Not only has the pandemic been more difficult for this population, but their path to gaining health coverage is also more complex than for individuals who are eligible for only one type of health coverage, since they must first enroll in both Medicaid and Medicare separately, and then can choose from a range of integrated care plan options. Such plans receive payments from Medicaid and Medicare to coordinate and administer the benefits of both programs. Although integrated care plans have the potential to provide more coordinated and comprehensive care, enrollment in these plans has remained surprisingly low.
Given the status of enrollment in integrated care, Community Catalyst and the Institute for Community Health conducted research to better understand the perspectives of dually eligible individuals when it comes to enrolling in integrated care. We conducted focus groups and interviews to better understand their enrollment experience as well as to learn what’s most important to them about integrated care. Our conversations revealed several important factors, including the ability to receive sufficient information for them to make an informed decision, as well as the opportunity to speak with a knowledgeable, trustworthy expert about their integrated care options.
Unfortunately, the current enrollment assistance infrastructure doesn’t provide dually eligible individuals with a centralized place where they can learn about their integrated care options. There are currently tools available in some states that help individuals learn about and compare integrated care options, such as MyCareMyChoice.org, and there are also programs like the State Health Insurance Assistance Program (SHIP), ombudsman programs and others that can help individuals learn about integrated care. However, these types of resources and services aren’t uniformly available to all dually eligible individuals in all states. Therefore, our enrollment report recommends the federal government create an integrated care “resource hub” to provide clear, comprehensive information and allow individuals to speak with a trained expert, or “enrollment assister.” The report also recommends ensuring information is provided in ways that are culturally competent, respectful and inclusive, such as in primary languages other than English and alternative text formats, as well as requiring enrollment assisters to undergo sufficient training to provide information in these ways. While federal and state policymakers as well as integrated care plans are certainly taking steps in the right direction, our toolkit provides additional recommendations and best practices that will ultimately help improve integrated care enrollment, as well as the care experience overall.

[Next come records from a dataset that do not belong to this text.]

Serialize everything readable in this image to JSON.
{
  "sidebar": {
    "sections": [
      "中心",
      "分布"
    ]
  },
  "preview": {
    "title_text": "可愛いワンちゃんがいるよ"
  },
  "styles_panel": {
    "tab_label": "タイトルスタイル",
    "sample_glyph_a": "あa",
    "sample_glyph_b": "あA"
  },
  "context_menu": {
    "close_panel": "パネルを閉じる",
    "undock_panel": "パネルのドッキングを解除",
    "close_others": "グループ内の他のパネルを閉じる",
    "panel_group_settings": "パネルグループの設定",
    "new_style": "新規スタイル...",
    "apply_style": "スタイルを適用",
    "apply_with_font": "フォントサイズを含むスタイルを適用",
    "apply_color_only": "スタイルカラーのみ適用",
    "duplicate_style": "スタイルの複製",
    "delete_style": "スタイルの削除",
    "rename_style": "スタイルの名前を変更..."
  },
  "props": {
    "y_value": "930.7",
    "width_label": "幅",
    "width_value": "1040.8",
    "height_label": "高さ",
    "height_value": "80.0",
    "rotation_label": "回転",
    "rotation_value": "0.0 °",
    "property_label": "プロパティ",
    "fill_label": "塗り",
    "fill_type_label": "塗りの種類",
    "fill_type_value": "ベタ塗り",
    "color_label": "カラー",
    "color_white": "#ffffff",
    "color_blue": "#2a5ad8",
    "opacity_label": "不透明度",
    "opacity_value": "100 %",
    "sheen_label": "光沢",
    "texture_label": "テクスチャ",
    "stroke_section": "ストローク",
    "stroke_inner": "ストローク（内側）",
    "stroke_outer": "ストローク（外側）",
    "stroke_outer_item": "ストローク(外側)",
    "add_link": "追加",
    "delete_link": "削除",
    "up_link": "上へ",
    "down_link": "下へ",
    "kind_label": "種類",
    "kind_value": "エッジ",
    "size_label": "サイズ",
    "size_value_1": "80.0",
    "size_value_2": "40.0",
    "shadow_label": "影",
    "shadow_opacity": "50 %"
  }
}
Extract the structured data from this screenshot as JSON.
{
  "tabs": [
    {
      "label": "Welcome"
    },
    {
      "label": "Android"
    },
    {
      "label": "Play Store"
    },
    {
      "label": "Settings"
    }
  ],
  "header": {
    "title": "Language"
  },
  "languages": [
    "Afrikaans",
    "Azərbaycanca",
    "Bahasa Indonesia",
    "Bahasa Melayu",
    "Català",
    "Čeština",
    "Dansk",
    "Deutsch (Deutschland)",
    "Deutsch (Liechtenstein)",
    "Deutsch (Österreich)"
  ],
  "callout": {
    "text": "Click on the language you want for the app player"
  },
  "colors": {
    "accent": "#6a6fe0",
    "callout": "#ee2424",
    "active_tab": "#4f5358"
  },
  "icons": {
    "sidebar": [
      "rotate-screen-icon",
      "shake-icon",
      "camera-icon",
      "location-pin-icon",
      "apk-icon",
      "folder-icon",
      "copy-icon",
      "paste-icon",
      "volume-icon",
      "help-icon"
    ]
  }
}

The COVID-19 pandemic brought a new sense of urgency to the unmet needs of dually eligible individuals, given that they, and in particular dually eligible people of color, were disproportionately impacted by COVID-19 infection, hospitalization, complications and death. While integrated care can allow dually eligible individuals to have more coordinated health coverage and benefits, more outreach and education needs to be done so that this population can be made more aware of integrated care and how it may benefit them. Our research elevated a key gap in the current integrated care enrollment ecosystem: a lack of comprehensive, inclusive and unbiased information on integrated care options. We hope our recommendations and best practices help empower dually eligible individuals to enroll the right health coverage option for them.